Suppose I’m on the fence about whether these experiments show Green can predict the future. You’ve walked through all the above maths, though, and know the hypothesis that Green can predict the future is slightly more likely than that he can’t. If I were the clueless bookie from before, how much could you profit off me?
For every dollar I put in, you’d make about $1.06. Or, if you prefer to think in terms of probabilities, your success rate is less than a “small bias”, as we defined it earlier, thus it’s likely I wouldn’t even notice your advantage unless I was keeping careful books.
There is, however, a slight problem: I’m not actually on the fence over whether you can predict the future via dreams. Here’s how the image was selected:
First DG recorded his dream the morning after having had a lucid dream, then sent CCF his transcript. After receiving the transcript, CCF selected a target for the dream at random from a database consisting of 478 pre-pooled online targets. … To select the target from this pool CCF generated a number between 1 and 10 at either Google or Random.org to give the year (1=2006, 10=2016), then two more numbers to give the month and week of the target. … CCF then sent the target URL to DG, who spent between 5 and 120+ minutes reading about the target and viewing any accompanying videos or images.
There’s no way Green could be running a simulation, because he’d somehow have know the exact results returned by Google or random.org, at the exact moment French asked either service to generate random numbers. The latter uses multiple radios scattered across the globe as a source, which is fed through some some contraption they haven’t detailed. The former doesn’t say how they generate random numbers, but I bet they just asked French’s browser to do their dirty work.
French may be radiating some mysterious form of thought wave/particles that travel through time, but we’re pretty confident we know all the relevant physics and it can’t be explained by a known force. Time travel is nowhere near practical. The Earth itself orbits the Sun at 30km per second, so any signal would have to not only have to be isolated from billions of others, but to get around the inverse-square law must be focused at a point thousands to millions of kilometres away. I think it’s more likely Green broke into both Google and random.org, sabotaging their random outputs for days at a time in a way nobody noticed… and I don’t think that’s very likely at all!
Still, we should never say something is impossible and, besides, division by zero would break the maths. I’ll instead be exceedingly generous, and put my odds at a million against.

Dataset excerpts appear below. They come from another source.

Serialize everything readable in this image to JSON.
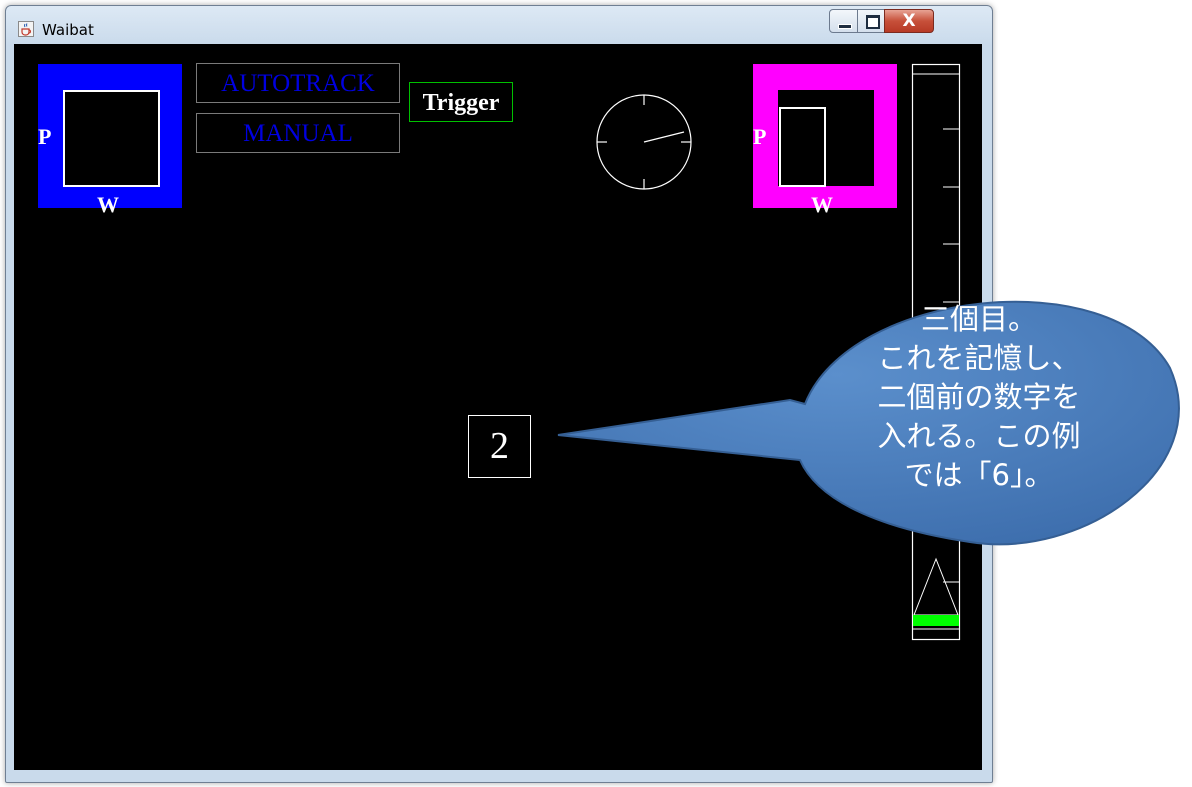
{
  "window": {
    "title": "Waibat",
    "close_symbol": "X",
    "icons": {
      "app": "java-cup-icon",
      "minimize": "minimize-icon",
      "maximize": "maximize-icon",
      "close": "close-icon"
    }
  },
  "left_indicator": {
    "p_label": "P",
    "w_label": "W",
    "color": "#0000ff"
  },
  "right_indicator": {
    "p_label": "P",
    "w_label": "W",
    "color": "#ff00ff"
  },
  "mode_buttons": {
    "autotrack": "AUTOTRACK",
    "manual": "MANUAL",
    "text_color": "#0000e0"
  },
  "trigger": {
    "label": "Trigger",
    "border_color": "#00c000"
  },
  "stimulus": {
    "number": "2"
  },
  "gauge": {
    "fill_color": "#00ff00"
  },
  "callout": {
    "lines": [
      "三個目。",
      "これを記憶し、",
      "二個前の数字を",
      "入れる。この例",
      "では「6」。"
    ],
    "fill_color": "#4f81bd"
  }
}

And after taking this evidence in favour of precognition into account, my odds are still roughly a million against predicting the future via dreams. I won’t be popping a cork.
Concluding remarks
I seriously doubt Chris French walked through the above analysis while typing up that email to Mossbridge. But he was doing a similar calculation in his head. The primary difference between the two is that the above is much more rigorous and explicit. I have brushed a few things under the carpet, but if you trust your hammer you don’t really have to know how it’s made. While the maths may have been annoying or opaque to you, it also lays everything out on the table. You can’t critique vague doubts.
Those 10 trials Mossbridge carried out were indeed evidence in favour of the theory that people can predict the future via dreams, it’s just that the amount of evidence they provided was very weak. While that may not be a satisfying conclusion to this story, don’t forget that you’ve now got a hammer in your hand.